Elle m’a donné les outils indispensables afin de devenir autonome. Elle a forgé mon identité en me plongeant dans l’arène de la vraie vie. Elle m’a valorisé en ne faisant pas de moi une exception profitant d’un traitement privilégié. Je fus un élève parmi d’autres, je suis devenu un citoyen parmi d’autres. L’école, la vraie, « normalise » quand elle est inclusive et éclectique. À l’école, j’ai compris qu’il n’y a pas de liberté sans culture.

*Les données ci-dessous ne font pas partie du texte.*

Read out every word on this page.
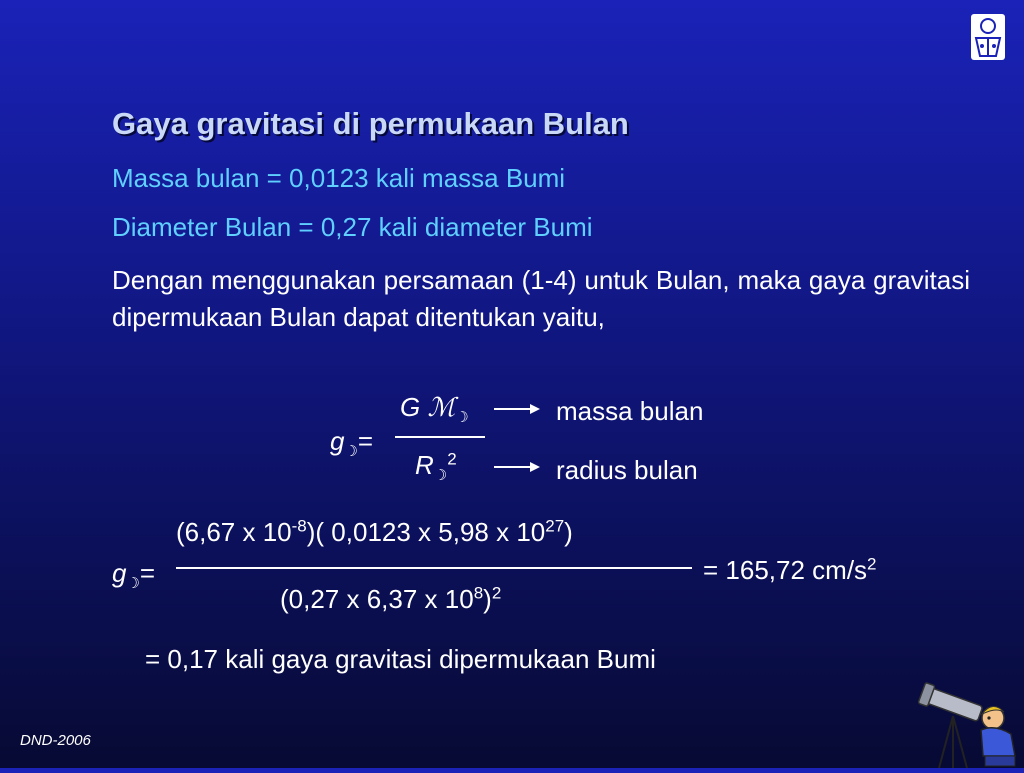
Gaya gravitasi di permukaan Bulan
Massa bulan = 0,0123 kali massa Bumi
Diameter Bulan = 0,27 kali diameter Bumi
Dengan menggunakan persamaan (1-4) untuk Bulan, maka gaya gravitasi dipermukaan Bulan dapat ditentukan yaitu,
G ℳ$_☽$
$g_☽=$
$R_☽^2$
massa bulan
radius bulan
(6,67 x $10^{-8}$)( 0,0123 x 5,98 x $10^{27}$)
$g_☽=$	= 165,72 $cm/s^2$
(0,27 x 6,37 x $10^8)^2$
= 0,17 kali gaya gravitasi dipermukaan Bumi
DND-2006
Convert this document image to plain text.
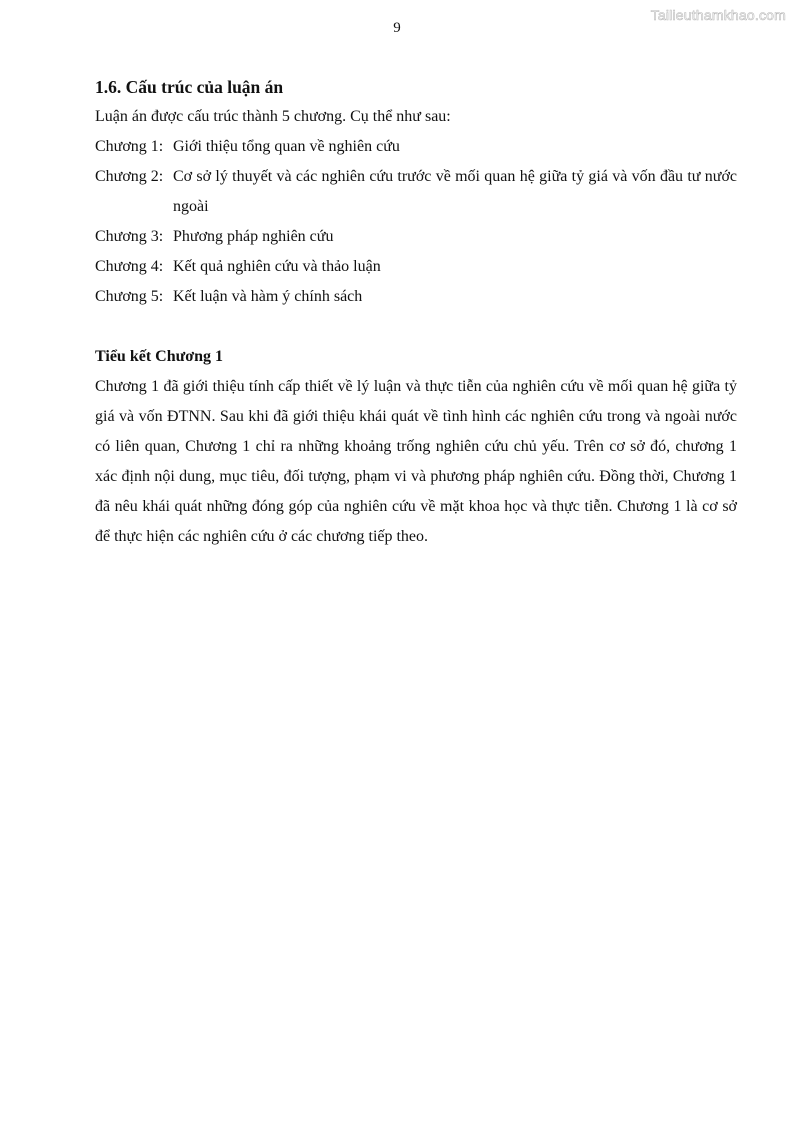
Tailieuthamkhao.com
9
1.6. Cấu trúc của luận án

Luận án được cấu trúc thành 5 chương. Cụ thể như sau:

Chương 1: Giới thiệu tổng quan về nghiên cứu
Chương 2: Cơ sở lý thuyết và các nghiên cứu trước về mối quan hệ giữa tỷ giá và vốn đầu tư nước ngoài
Chương 3: Phương pháp nghiên cứu
Chương 4: Kết quả nghiên cứu và thảo luận
Chương 5: Kết luận và hàm ý chính sách
Tiểu kết Chương 1

Chương 1 đã giới thiệu tính cấp thiết về lý luận và thực tiễn của nghiên cứu về mối quan hệ giữa tỷ giá và vốn ĐTNN. Sau khi đã giới thiệu khái quát về tình hình các nghiên cứu trong và ngoài nước có liên quan, Chương 1 chỉ ra những khoảng trống nghiên cứu chủ yếu. Trên cơ sở đó, chương 1 xác định nội dung, mục tiêu, đối tượng, phạm vi và phương pháp nghiên cứu. Đồng thời, Chương 1 đã nêu khái quát những đóng góp của nghiên cứu về mặt khoa học và thực tiễn. Chương 1 là cơ sở để thực hiện các nghiên cứu ở các chương tiếp theo.
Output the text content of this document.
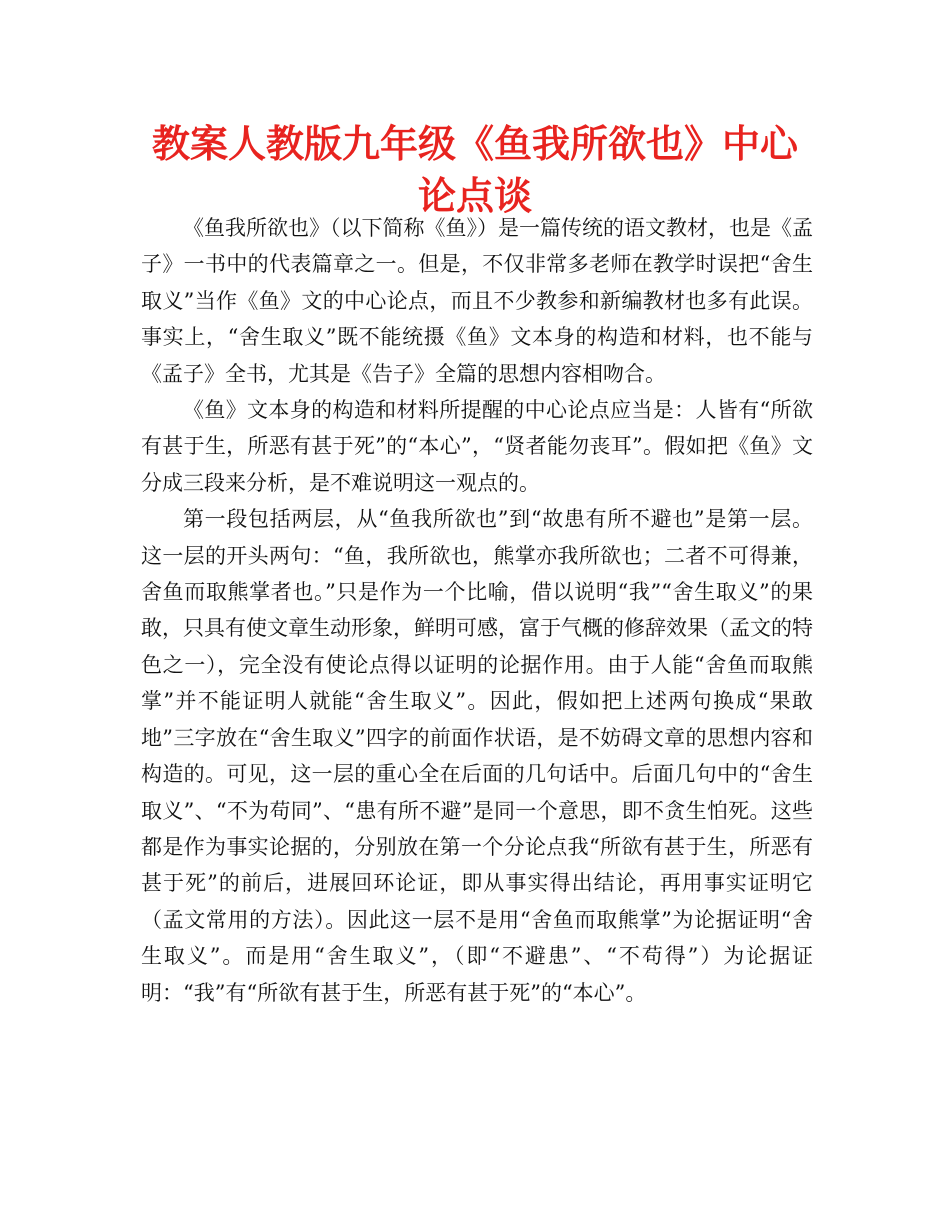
教案人教版九年级《鱼我所欲也》中心论点谈

《鱼我所欲也》（以下简称《鱼》）是一篇传统的语文教材，也是《孟子》一书中的代表篇章之一。但是，不仅非常多老师在教学时误把“舍生取义”当作《鱼》文的中心论点，而且不少教参和新编教材也多有此误。事实上，“舍生取义”既不能统摄《鱼》文本身的构造和材料，也不能与《孟子》全书，尤其是《告子》全篇的思想内容相吻合。

《鱼》文本身的构造和材料所提醒的中心论点应当是：人皆有“所欲有甚于生，所恶有甚于死”的“本心”，“贤者能勿丧耳”。假如把《鱼》文分成三段来分析，是不难说明这一观点的。

第一段包括两层，从“鱼我所欲也”到“故患有所不避也”是第一层。这一层的开头两句：“鱼，我所欲也，熊掌亦我所欲也；二者不可得兼，舍鱼而取熊掌者也。”只是作为一个比喻，借以说明“我”“舍生取义”的果敢，只具有使文章生动形象，鲜明可感，富于气概的修辞效果（孟文的特色之一），完全没有使论点得以证明的论据作用。由于人能“舍鱼而取熊掌”并不能证明人就能“舍生取义”。因此，假如把上述两句换成“果敢地”三字放在“舍生取义”四字的前面作状语，是不妨碍文章的思想内容和构造的。可见，这一层的重心全在后面的几句话中。后面几句中的“舍生取义”、“不为苟同”、“患有所不避”是同一个意思，即不贪生怕死。这些都是作为事实论据的，分别放在第一个分论点我“所欲有甚于生，所恶有甚于死”的前后，进展回环论证，即从事实得出结论，再用事实证明它（孟文常用的方法）。因此这一层不是用“舍鱼而取熊掌”为论据证明“舍生取义”。而是用“舍生取义”，（即“不避患”、“不苟得”）为论据证明：“我”有“所欲有甚于生，所恶有甚于死”的“本心”。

Mais l’État n’a pas cette conscience. L’éducation des enfants en situation de handicap est un miroir aux alouettes gouvernemental. Les idées reçues et les préjugés que véhiculent par-devers eux ces élèves « à part » n’ont pas véritablement évolué malgré le changement des mentalités et de gouvernance. Il en résulte une école qui discrimine, marginalise et exclut aux dépens des plus vulnérables. L’Éducation Nationale n’est pas à la hauteur des espérances dont elle est porteuse et des résultats que l’on est en droit d’attendre d’elle.

À vrai dire, au regard des besoins réels et du nombre d’enfants en attente de scolarisation, les progrès sont insignifiants. L’élève Gouvernement peut nettement mieux faire, il n’a même pas la moyenne pour le moment. Il n’est pas pressé, l’éducation n’est pas une priorité, il suffit de constater la précarité des étudiants pour comprendre que l’éducation des jeunes en situation de handicap est le dernier des soucis de nos dirigeants. Quoi que les discours en disent.

Les AESH font partie des dommages collatéraux de l’effondrement du système éducatif français par des décennies de régressions successives.

J’aimerais tant que tous les enfants en capacité d’être scolarisé puissent connaître le même bonheur que moi.